News & Insights


The structural and secular case for investment in workforce housing

The United States’ residential sector is chronically underserved; since 2017, the nation has been experiencing a large and growing shortage of housing. In 2017, this shortage was an estimated 731,000 housing units, but as of 2020 has now grown to between 3.8 – 6.8 million units, according to Kingbird Analysis of Federal Reserve Board of St. Louis, US Census Bureau, ACS IPUMS, and CoStar Data, along with Freddie Mac Housing Supply: A Growing Deficit May 2021 and National Association of Realtors Housing is Critical Infrastructure: Social and Economic Benefits of Building More Housing June 2021. The lack of supply relative to demand in the US residential sector, specifically within the workforce housing segment, has created an ideal, fundamentals driven environment for investing in workforce housing.

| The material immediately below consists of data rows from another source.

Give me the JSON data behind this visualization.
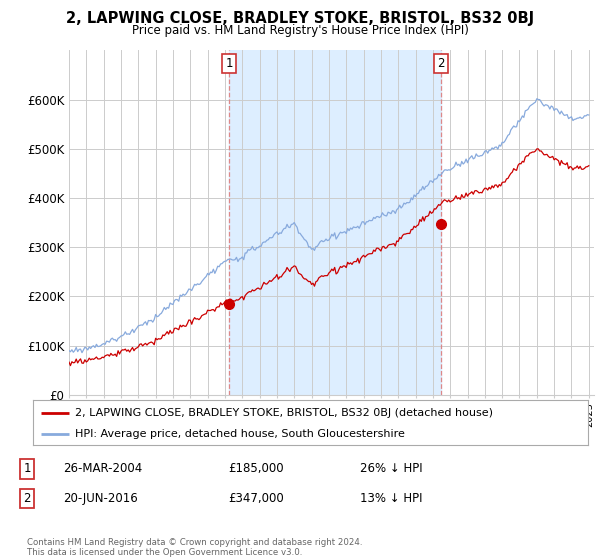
{
  "title": "2, LAPWING CLOSE, BRADLEY STOKE, BRISTOL, BS32 0BJ",
  "subtitle": "Price paid vs. HM Land Registry's House Price Index (HPI)",
  "ylim": [
    0,
    700000
  ],
  "yticks": [
    0,
    100000,
    200000,
    300000,
    400000,
    500000,
    600000
  ],
  "ytick_labels": [
    "£0",
    "£100K",
    "£200K",
    "£300K",
    "£400K",
    "£500K",
    "£600K"
  ],
  "sale1": {
    "date_num": 2004.23,
    "price": 185000,
    "label": "1",
    "text": "26-MAR-2004",
    "amount": "£185,000",
    "hpi_diff": "26% ↓ HPI"
  },
  "sale2": {
    "date_num": 2016.47,
    "price": 347000,
    "label": "2",
    "text": "20-JUN-2016",
    "amount": "£347,000",
    "hpi_diff": "13% ↓ HPI"
  },
  "property_color": "#cc0000",
  "hpi_color": "#88aadd",
  "shade_color": "#ddeeff",
  "grid_color": "#cccccc",
  "legend_label_property": "2, LAPWING CLOSE, BRADLEY STOKE, BRISTOL, BS32 0BJ (detached house)",
  "legend_label_hpi": "HPI: Average price, detached house, South Gloucestershire",
  "footer": "Contains HM Land Registry data © Crown copyright and database right 2024.\nThis data is licensed under the Open Government Licence v3.0.",
  "background_color": "#ffffff"
}
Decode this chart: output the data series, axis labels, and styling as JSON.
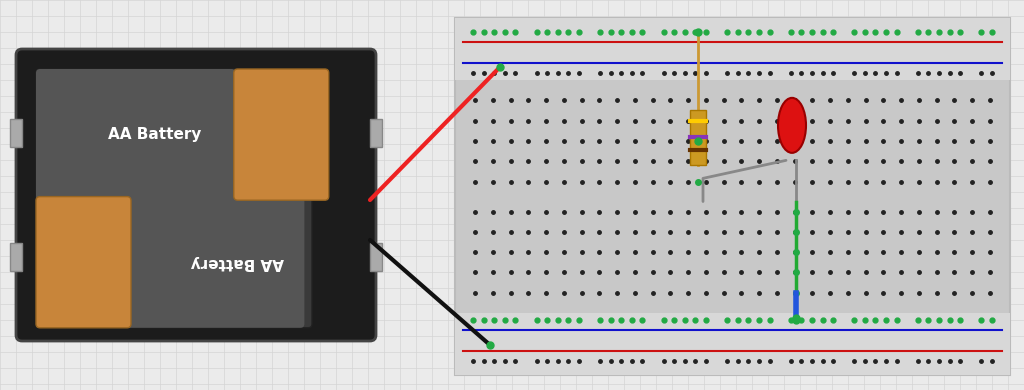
{
  "bg_color": "#ebebeb",
  "grid_color": "#d5d5d5",
  "battery_box_color": "#1c1c1c",
  "battery_box_border": "#3a3a3a",
  "battery1_tip": "#c8853a",
  "battery2_tip": "#c8853a",
  "battery_text1": "AA Battery",
  "battery_text2": "AA Battery",
  "bb_bg": "#d0d0d0",
  "bb_main": "#cbcbcb",
  "bb_rail_bg": "#dedede",
  "red_rail_color": "#cc1111",
  "blue_rail_color": "#1111cc",
  "dot_color": "#222222",
  "green_dot_color": "#22aa44",
  "red_wire_color": "#ee2222",
  "black_wire_color": "#111111",
  "led_color": "#dd1111",
  "blue_wire_color": "#2255dd",
  "green_wire_color": "#22aa33",
  "gray_wire_color": "#888888",
  "resistor_body": "#cc9922",
  "band1": "#ffcc00",
  "band2": "#8833bb",
  "band3": "#663300",
  "connector_color": "#aaaaaa"
}
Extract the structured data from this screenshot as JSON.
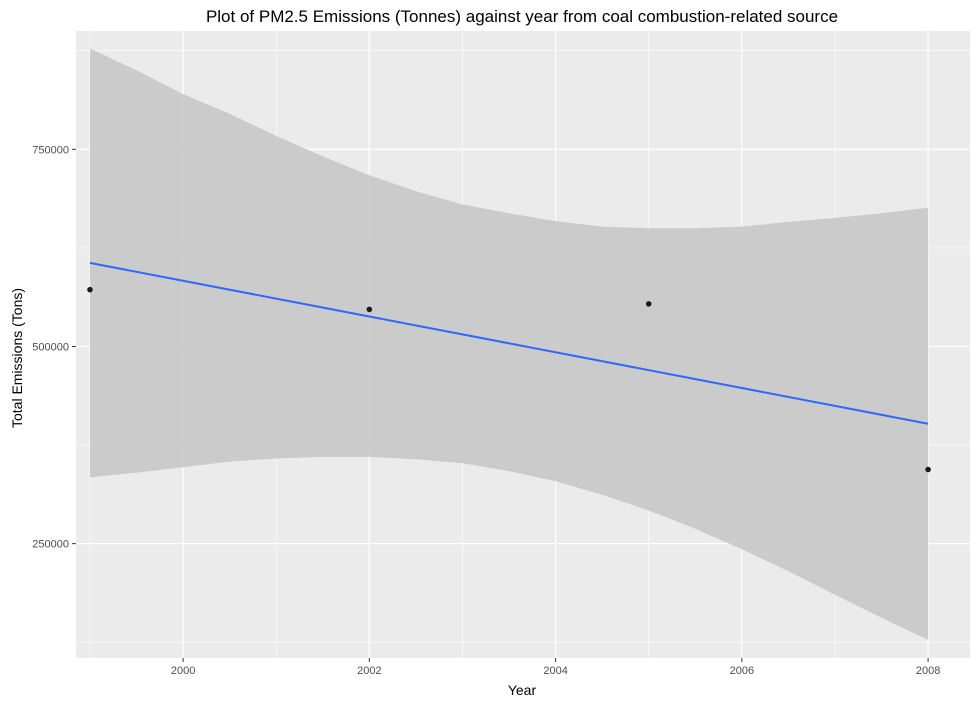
{
  "chart_data": {
    "type": "scatter",
    "title": "Plot of PM2.5 Emissions (Tonnes) against year from coal combustion-related source",
    "xlabel": "Year",
    "ylabel": "Total Emissions (Tons)",
    "xlim": [
      1998.85,
      2008.45
    ],
    "ylim": [
      105000,
      900000
    ],
    "x_ticks": [
      2000,
      2002,
      2004,
      2006,
      2008
    ],
    "x_tick_labels": [
      "2000",
      "2002",
      "2004",
      "2006",
      "2008"
    ],
    "y_ticks": [
      250000,
      500000,
      750000
    ],
    "y_tick_labels": [
      "250000",
      "500000",
      "750000"
    ],
    "grid": true,
    "points": {
      "x": [
        1999,
        2002,
        2005,
        2008
      ],
      "y": [
        572000,
        547000,
        554000,
        344000
      ]
    },
    "trend": {
      "method": "linear",
      "x": [
        1999,
        2008
      ],
      "y": [
        606000,
        402000
      ]
    },
    "confidence_band": {
      "x": [
        1999,
        1999.5,
        2000,
        2000.5,
        2001,
        2001.5,
        2002,
        2002.5,
        2003,
        2003.5,
        2004,
        2004.5,
        2005,
        2005.5,
        2006,
        2006.5,
        2007,
        2007.5,
        2008
      ],
      "upper": [
        878000,
        850000,
        820000,
        795000,
        767000,
        741000,
        717000,
        697000,
        680000,
        669000,
        659000,
        652000,
        650000,
        650000,
        652000,
        658000,
        663000,
        669000,
        676000
      ],
      "lower": [
        334000,
        340000,
        347000,
        354000,
        358000,
        360000,
        360000,
        357000,
        352000,
        342000,
        329000,
        312000,
        292000,
        269000,
        243000,
        215000,
        185000,
        156000,
        128000
      ]
    },
    "colors": {
      "panel": "#ebebeb",
      "grid": "#ffffff",
      "band": "#c9c9c9",
      "line": "#3366ff",
      "point": "#1a1a1a"
    }
  }
}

The undersupply of housing is particularly acute in the workforce housing sector

Among the groups most negatively affected by the housing gap is workforce households, those earning between $45,000 and $75,000 per year in household income. These households make up the largest group of renters, at 9.7 million, or 23.6% of total renter households, according to Kingbird Analysis of 2021 1-Year ACS PUMS Data. Despite this, the supply of housing affordable to this cohort is inadequate to their growing need.


The construction labor shortage and slow productivity growth are so acute it is preventing construction at some points

Residential construction employment has yet to recover from the Global Financial Crisis. Employment in the sector peaked at 1 million workers in 2006, then troughed at 528,000 in 2011. Only 921,700 were employed in the industry as of August 2022 – a similar employment level to July 2004, according to Kingbird Analysis of Federal Reserve Bank of St. Louis Data. As a result, an estimated 70% of construction firms have difficulty finding qualified employees, per Exhibit 11.


Construction costs outpace inflation, undermining housing supply

Pricing and demand have an inverse relationship, all else being equal; as costs rise, demand falls. This has been especially true in the construction sector. Since 2017, costs associated with building new housing rose faster than general inflation, as shown in Exhibit 9. These dynamics limit the ability of developers to construct moderately priced product. Increased costs can also halt new construction altogether, on occasion, as projects become unprofitable to continue.


The unintended consequences of pervasive zoning, land use, and environmental regulations in perpetuating the housing shortage

Increasingly stringent local zoning, land use, and environmental laws and regulations are arguably the most significant headwinds adversely impacting housing production. State and local regulations impose significant risk elements and unproductive costs and serve to limit not only where new housing can be developed, but also constrain the asset class, product type, density, material, and style of new developments.


The chronic housing shortage: Understanding the structural market drivers of the undersupply

New housing supply (i.e., net housing deliveries) is the completion of new housing units, less demolished and newly uninhabitable units. A housing unit is any form of housing accommodation, such as an apartment, townhome, single-family home, condominium, or mobile home. Housing supply has two sources: 1) private construction, or non-governmental enterprises, which makes up 98.5% of new construction spending; and 2) public construction, or government funded construction, which is just 1.5% of construction spending. This White Paper will focus on private construction due to its prevalence as the primary source of new supply.